By Len Lazarick
The fifth annual speech to Maryland Business for Responsive Government was billed as a chance for Gov. Larry Hogan to lay out his “second-term priorities” on fighting crime, improving education and fixing traffic problems.
But the top priority he laid out in his 2,800-word speech to a crowd of more than 600 business leaders at the Live Casino Hotel in Arundel Mills seemed to be fighting Democratic legislators to keep them from blocking his initiatives, raising taxes and turning back to the “failed policies” of the O’Malley years.
“Most Marylanders believe that things are getting better, that we are making progress and moving Maryland forward,” Hogan said. “Now there are 10% of the people in Maryland who strongly disapprove of the job we’re doing. And unfortunately, every single one of them is serving in the Maryland General Assembly.”
“It sometimes seems as if their primary goal — their ultimate mission — is to ignore the will of 80% of all Marylanders,” the governor went on, referring to the poll results showing people say the state is heading in the right direction. “Some of them seem hellbent on stopping, all of the economic progress and positive momentum that we have achieved. They are doing everything they can to return us to the same failed policies that we have spent the past four years working so hard to dig the state out from.”
The speech attacking Democratic legislators was in sharp contrast to Hogan’s persistent rhetoric about bipartisanship and working to find common ground. Here’s a link to the video of the whole address, including the introduction by Commerce Secretary Kelly Schulz.
Boilerplate
The first quarter of the speech was Hogan’s boilerplate rendition of the accomplishments of his first term – an economic turnaround with cuts in tolls, taxes and regulations and record employment. Democrats cite different statistics to dispute Hogan’s claims of better job growth than neighboring states.

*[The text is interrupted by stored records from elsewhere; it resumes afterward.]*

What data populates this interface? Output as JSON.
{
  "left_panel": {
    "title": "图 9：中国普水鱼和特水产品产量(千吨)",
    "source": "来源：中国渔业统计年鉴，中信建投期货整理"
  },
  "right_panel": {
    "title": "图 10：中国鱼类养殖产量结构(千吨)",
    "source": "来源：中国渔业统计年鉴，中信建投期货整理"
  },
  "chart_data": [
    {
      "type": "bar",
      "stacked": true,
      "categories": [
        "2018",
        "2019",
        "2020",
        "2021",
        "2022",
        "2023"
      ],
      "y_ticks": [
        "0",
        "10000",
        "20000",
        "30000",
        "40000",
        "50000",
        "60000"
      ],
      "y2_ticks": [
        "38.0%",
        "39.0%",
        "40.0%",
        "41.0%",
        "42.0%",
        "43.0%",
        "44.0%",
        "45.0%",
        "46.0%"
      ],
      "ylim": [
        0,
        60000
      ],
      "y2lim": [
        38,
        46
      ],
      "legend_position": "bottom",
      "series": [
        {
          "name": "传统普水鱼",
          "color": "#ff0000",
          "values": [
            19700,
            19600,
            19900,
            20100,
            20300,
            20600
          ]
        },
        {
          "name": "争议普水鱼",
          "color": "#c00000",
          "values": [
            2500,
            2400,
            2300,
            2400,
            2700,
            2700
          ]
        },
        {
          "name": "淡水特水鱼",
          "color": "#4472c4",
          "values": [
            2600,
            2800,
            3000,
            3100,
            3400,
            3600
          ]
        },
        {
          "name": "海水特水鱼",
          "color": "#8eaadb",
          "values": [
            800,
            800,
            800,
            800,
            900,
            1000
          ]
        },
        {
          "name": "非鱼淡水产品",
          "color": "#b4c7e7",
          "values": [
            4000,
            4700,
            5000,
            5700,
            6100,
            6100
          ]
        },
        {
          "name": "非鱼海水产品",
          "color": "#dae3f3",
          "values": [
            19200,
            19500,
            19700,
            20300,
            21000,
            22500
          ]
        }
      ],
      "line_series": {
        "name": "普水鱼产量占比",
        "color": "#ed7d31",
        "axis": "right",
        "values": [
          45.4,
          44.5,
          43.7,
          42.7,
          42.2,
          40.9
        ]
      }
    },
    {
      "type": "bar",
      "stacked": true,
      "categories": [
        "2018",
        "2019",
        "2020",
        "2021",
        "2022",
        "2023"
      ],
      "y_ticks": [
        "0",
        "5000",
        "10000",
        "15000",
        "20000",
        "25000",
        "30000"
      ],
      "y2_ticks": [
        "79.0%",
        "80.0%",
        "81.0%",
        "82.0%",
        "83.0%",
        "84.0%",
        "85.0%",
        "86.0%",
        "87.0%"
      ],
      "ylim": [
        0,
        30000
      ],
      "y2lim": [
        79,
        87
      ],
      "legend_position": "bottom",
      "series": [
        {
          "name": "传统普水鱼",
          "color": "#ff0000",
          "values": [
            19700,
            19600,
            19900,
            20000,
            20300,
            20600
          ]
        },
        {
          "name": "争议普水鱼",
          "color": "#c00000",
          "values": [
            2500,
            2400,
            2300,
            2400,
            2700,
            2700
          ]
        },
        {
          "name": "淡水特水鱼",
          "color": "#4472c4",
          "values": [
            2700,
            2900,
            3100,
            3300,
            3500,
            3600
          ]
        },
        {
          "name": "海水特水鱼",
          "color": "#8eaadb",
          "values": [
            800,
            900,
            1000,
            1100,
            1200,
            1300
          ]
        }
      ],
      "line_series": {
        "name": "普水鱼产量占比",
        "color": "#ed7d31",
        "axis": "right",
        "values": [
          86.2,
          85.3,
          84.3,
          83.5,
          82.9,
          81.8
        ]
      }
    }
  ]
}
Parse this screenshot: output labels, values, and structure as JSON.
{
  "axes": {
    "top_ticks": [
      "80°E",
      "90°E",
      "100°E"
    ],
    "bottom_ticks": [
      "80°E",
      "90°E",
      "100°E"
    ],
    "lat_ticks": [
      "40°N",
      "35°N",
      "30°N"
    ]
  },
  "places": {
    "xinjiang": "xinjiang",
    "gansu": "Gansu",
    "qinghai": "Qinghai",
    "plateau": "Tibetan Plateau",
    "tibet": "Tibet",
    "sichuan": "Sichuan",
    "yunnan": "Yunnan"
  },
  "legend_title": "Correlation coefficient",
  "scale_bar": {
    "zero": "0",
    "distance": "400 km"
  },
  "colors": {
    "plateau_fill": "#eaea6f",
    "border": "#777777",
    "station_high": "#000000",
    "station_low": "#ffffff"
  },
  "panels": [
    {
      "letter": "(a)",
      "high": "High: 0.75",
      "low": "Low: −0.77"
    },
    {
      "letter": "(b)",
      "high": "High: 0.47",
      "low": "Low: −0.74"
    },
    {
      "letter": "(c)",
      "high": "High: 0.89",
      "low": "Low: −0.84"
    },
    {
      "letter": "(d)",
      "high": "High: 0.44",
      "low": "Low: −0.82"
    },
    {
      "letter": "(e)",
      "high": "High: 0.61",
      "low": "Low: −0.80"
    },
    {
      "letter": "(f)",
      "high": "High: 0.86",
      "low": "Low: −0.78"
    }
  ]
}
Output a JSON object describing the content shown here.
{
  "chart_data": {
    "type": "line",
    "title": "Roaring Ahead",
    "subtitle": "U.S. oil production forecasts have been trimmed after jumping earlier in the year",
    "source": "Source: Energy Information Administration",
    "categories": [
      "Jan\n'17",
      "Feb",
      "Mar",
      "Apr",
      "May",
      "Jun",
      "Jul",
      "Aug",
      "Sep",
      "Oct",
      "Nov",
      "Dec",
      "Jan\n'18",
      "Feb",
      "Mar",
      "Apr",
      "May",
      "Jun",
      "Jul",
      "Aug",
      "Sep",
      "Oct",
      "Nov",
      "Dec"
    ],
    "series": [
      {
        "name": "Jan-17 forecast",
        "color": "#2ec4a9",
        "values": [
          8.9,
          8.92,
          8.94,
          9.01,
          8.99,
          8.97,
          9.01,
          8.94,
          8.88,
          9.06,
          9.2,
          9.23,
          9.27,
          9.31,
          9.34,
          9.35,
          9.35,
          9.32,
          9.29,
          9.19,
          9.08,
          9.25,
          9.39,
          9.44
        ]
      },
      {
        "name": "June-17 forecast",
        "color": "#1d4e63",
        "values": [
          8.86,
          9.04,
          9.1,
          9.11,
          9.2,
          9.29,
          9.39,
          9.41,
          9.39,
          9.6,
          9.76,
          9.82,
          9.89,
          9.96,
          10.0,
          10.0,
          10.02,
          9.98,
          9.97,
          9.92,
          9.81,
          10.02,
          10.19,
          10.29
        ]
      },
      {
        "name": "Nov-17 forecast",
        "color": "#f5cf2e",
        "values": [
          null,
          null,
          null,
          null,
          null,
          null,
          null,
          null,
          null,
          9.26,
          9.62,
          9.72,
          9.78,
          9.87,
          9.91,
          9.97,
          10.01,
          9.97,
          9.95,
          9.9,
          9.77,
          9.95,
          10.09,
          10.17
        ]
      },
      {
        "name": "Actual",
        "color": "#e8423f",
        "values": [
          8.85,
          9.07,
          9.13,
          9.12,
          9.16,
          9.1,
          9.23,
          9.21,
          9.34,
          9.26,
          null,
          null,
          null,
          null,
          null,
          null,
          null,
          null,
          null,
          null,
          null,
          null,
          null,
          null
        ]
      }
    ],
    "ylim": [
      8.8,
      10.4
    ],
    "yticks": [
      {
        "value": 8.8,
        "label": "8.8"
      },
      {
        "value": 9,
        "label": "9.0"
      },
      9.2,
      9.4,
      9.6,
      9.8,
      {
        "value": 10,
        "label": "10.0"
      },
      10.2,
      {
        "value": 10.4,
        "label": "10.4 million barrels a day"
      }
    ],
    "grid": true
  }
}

Hogan repeatedly laid into the legislature for proposing big spending increases and overriding his veto of the $15 minimum wage that will put Maryland at a competitive disadvantage with surrounding states who have minimum wages half that.
The governor complained about the persistent violent crime in Baltimore that “continues to escalate out of control.” He said too many violent criminals are not convicted, or even when they are, “do not serve any serious jail time and are released back onto the streets, to commit violent felonies again and again.”
“Inexplicably, the legislature refused once again to pass our ‘Repeat Firearms Offenders Act’ to enact tougher sentences for repeat violent offenders who commit felonies with guns,” Hogan said.
Highway plans
He saved his longest and toughest criticism of the legislators for the heavy opposition that Montgomery County lawmakers – all Democrats — have mounted against his plan to build new toll lanes on I-270 and I-495, the Capital Beltway, and the Baltimore-Washington Parkway.
That plan for a public-private partnership faces a crucial vote Wednesday at the Board of Public Works, which Hogan chairs and includes Comptroller Peter Franchot and State Treasurer Nancy Kopp, both former Montgomery County delegates.
Hogan pointed out that he has invested heavily in roads and highways as well as funding for Metro and the light-rail Purple Line in the Washington suburbs. (Early in his administration, Hogan had sought to reduce the gas tax that paid for these projects, but the proposal went nowhere in the legislature and he never proposed it again.)
“Yes, it’s the worst traffic in America, but they want to fight to make sure that their constituents continue to spend their lives stuck in traffic!”
“These politicians have done absolutely nothing but spread misinformation,” Hogan said.
Tax hikes
He also claimed that the legislature’s new spending mandates on education would lead to massive deficits of $18 billion and “would force a crushing $6,200 tax hike on the average Maryland family,” according his Department of Budget and Management. Hogan promised there would be no such tax hikes while he is governor.
“The number one problem facing Maryland is that there is a complete disconnect between the professional politicians in Annapolis and all the rest of us,” Hogan said as he concluded.
“Nearly 80% of all the people in Maryland—Republicans, Independents, and Democrats—are finally happy with the direction we are heading. They want us to continue making progress and to keep moving Maryland forward.”
“And yet out-of-touch far-left politicians desperately want to take Maryland in the completely opposite direction.”
“Ladies and gentlemen, this is going to be the battle that will literally determine what kind of state our kids and grandkids will inherit.”
Hogan wanted to enlist the business leaders in that fight, and urged them to contact their legislators.
There were only three freshmen Democratic legislators in the large audience, and many more Republicans. Democratic Sen. Katie Fry Hester of Howard County voted reluctantly for the minimum wage, but she has also set up a bipartisan work group to help mitigate its impact on small business.
The Maryland Business for Responsive Government is also changing its name to the Maryland Free Enterprise Foundation.